La guerra por el control de las rutas del narcotráfico y los hidrocarburos en la región del Catatumbo ha desatado una nueva crisis humanitaria en el municipio de El Tarra, Norte de Santander. Enfrentamientos entre el Ejército de Liberación Nacional (ELN) y disidencias del Frente 33 de las Farc provocaron el desplazamiento masivo de más de 1.300 personas, mientras que un ataque con explosivos lanzados desde un dron dejó un adulto mayor muerto y una persona herida en la vereda Puerto Catatumbo. El ataque con el artefacto explosivo no tripulado ocurrió el pasado martes 2 de junio de 2026, y las autoridades investigan las circunstancias exactas del hecho, que se suma a una escalada de violencia que mantiene a la población civil en medio del fuego cruzado.
Los desplazamientos se intensificaron durante la semana pasada tras dos incursiones armadas en la vereda Km 84 y el corregimiento Filo Gringo, lo que obligó a cientos de familias a abandonar sus hogares como medida de autoprotección. Según el reporte inicial de la Defensoría del Pueblo, solo en una jornada se registraron 784 personas desplazadas, equivalentes a 293 núcleos familiares. Las veredas afectadas incluyen Km 84, Km 92, El Mirador, Cañahuate, La Torcoroma, El Salado, Llano Alto y Brisas del Catatumbo, zonas donde la presencia institucional es casi nula y el terreno montañoso facilita el movimiento de las redes ilegales.
Disputa por el control económico de la región
El secretario de Seguridad de Norte de Santander, George Quintero, explicó que la raíz del conflicto armado en el Catatumbo está directamente ligada a los intereses económicos de los grupos ilegales. «El tema de los cultivos ilícitos, del narcotráfico y los hidrocarburos», señaló Quintero al referirse a los motivos de la disputa. El funcionario agregó que estos territorios son considerados «puntos importantes donde quieren tener control para poder tener poderío económico en esta zona». La región del Catatumbo, por su geografía accidentada, se ha convertido en un corredor estratégico para el tráfico de drogas y el contrabando de hidrocarburos, lo que la convierte en un escenario de constante confrontación entre el ELN y las disidencias del Frente 33 de las Farc.
«Estos actos constituyen una grave afectación a los derechos fundamentales de la población civil»
Personería Municipal de El Tarra, comunicado oficial
La Personería Municipal de El Tarra emitió un comunicado en el que condenó los hechos y pidió a los actores armados respetar el Derecho Internacional Humanitario. Por su parte, la Defensoría del Pueblo emitió una alerta ante la crítica situación humanitaria y solicitó fortalecer las medidas de prevención y protección en la zona. Organizaciones sociales y defensores de derechos humanos advirtieron sobre la vulnerabilidad de las familias desplazadas, que han quedado expuestas sin acceso a alimentos, agua potable ni atención médica. «La preocupación crece cada día», manifestaron líderes comunitarios de la región, quienes han solicitado atención humanitaria integral e inmediata por parte de las autoridades locales y nacionales.

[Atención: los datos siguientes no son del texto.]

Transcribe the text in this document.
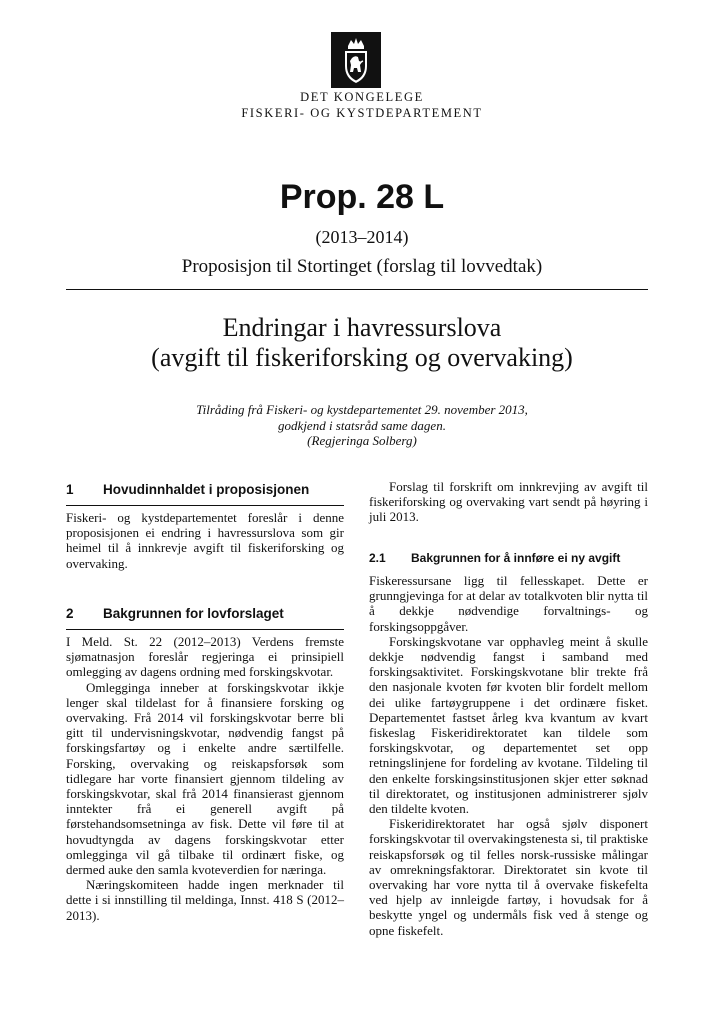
DET KONGELEGE
FISKERI- OG KYSTDEPARTEMENT
Prop. 28 L
(2013–2014)
Proposisjon til Stortinget (forslag til lovvedtak)
Endringar i havressurslova
(avgift til fiskeriforsking og overvaking)
Tilråding frå Fiskeri- og kystdepartementet 29. november 2013,
godkjend i statsråd same dagen.
(Regjeringa Solberg)
1 Hovudinnhaldet i proposisjonen

Fiskeri- og kystdepartementet foreslår i denne proposisjonen ei endring i havressurslova som gir heimel til å innkrevje avgift til fiskeriforsking og overvaking.

2 Bakgrunnen for lovforslaget

I Meld. St. 22 (2012–2013) Verdens fremste sjømatnasjon foreslår regjeringa ei prinsipiell omlegging av dagens ordning med forskingskvotar.

Omlegginga inneber at forskingskvotar ikkje lenger skal tildelast for å finansiere forsking og overvaking. Frå 2014 vil forskingskvotar berre bli gitt til undervisningskvotar, nødvendig fangst på forskingsfartøy og i enkelte andre særtilfelle. Forsking, overvaking og reiskapsforsøk som tidlegare har vorte finansiert gjennom tildeling av forskingskvotar, skal frå 2014 finansierast gjennom inntekter frå ei generell avgift på førstehandsomsetninga av fisk. Dette vil føre til at hovudtyngda av dagens forskingskvotar etter omlegginga vil gå tilbake til ordinært fiske, og dermed auke den samla kvoteverdien for næringa.

Næringskomiteen hadde ingen merknader til dette i si innstilling til meldinga, Innst. 418 S (2012–2013).

Forslag til forskrift om innkrevjing av avgift til fiskeriforsking og overvaking vart sendt på høyring i juli 2013.

2.1 Bakgrunnen for å innføre ei ny avgift

Fiskeressursane ligg til fellesskapet. Dette er grunngjevinga for at delar av totalkvoten blir nytta til å dekkje nødvendige forvaltnings- og forskingsoppgåver.

Forskingskvotane var opphavleg meint å skulle dekkje nødvendig fangst i samband med forskingsaktivitet. Forskingskvotane blir trekte frå den nasjonale kvoten før kvoten blir fordelt mellom dei ulike fartøygruppene i det ordinære fisket. Departementet fastset årleg kva kvantum av kvart fiskeslag Fiskeridirektoratet kan tildele som forskingskvotar, og departementet set opp retningslinjene for fordeling av kvotane. Tildeling til den enkelte forskingsinstitusjonen skjer etter søknad til direktoratet, og institusjonen administrerer sjølv den tildelte kvoten.

Fiskeridirektoratet har også sjølv disponert forskingskvotar til overvakingstenesta si, til praktiske reiskapsforsøk og til felles norsk-russiske målingar av omrekningsfaktorar. Direktoratet sin kvote til overvaking har vore nytta til å overvake fiskefelta ved hjelp av innleigde fartøy, i hovudsak for å beskytte yngel og undermåls fisk ved å stenge og opne fiskefelt.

En lo que va corrido de 2026, el Catatumbo ha registrado 13 eventos de desplazamiento masivo similares, con un total de 2.447 personas afectadas, principalmente en los municipios de El Tarra y Tibú. La crisis humanitaria se agrava por las dificultades de acceso y comunicación en la zona, lo que retrasa la asistencia y la investigación de los hechos. Las autoridades locales y la Defensoría del Pueblo han reiterado el llamado al Gobierno Nacional para que implemente una respuesta integral que garantice la seguridad y el bienestar de la población civil atrapada en medio del conflicto armado.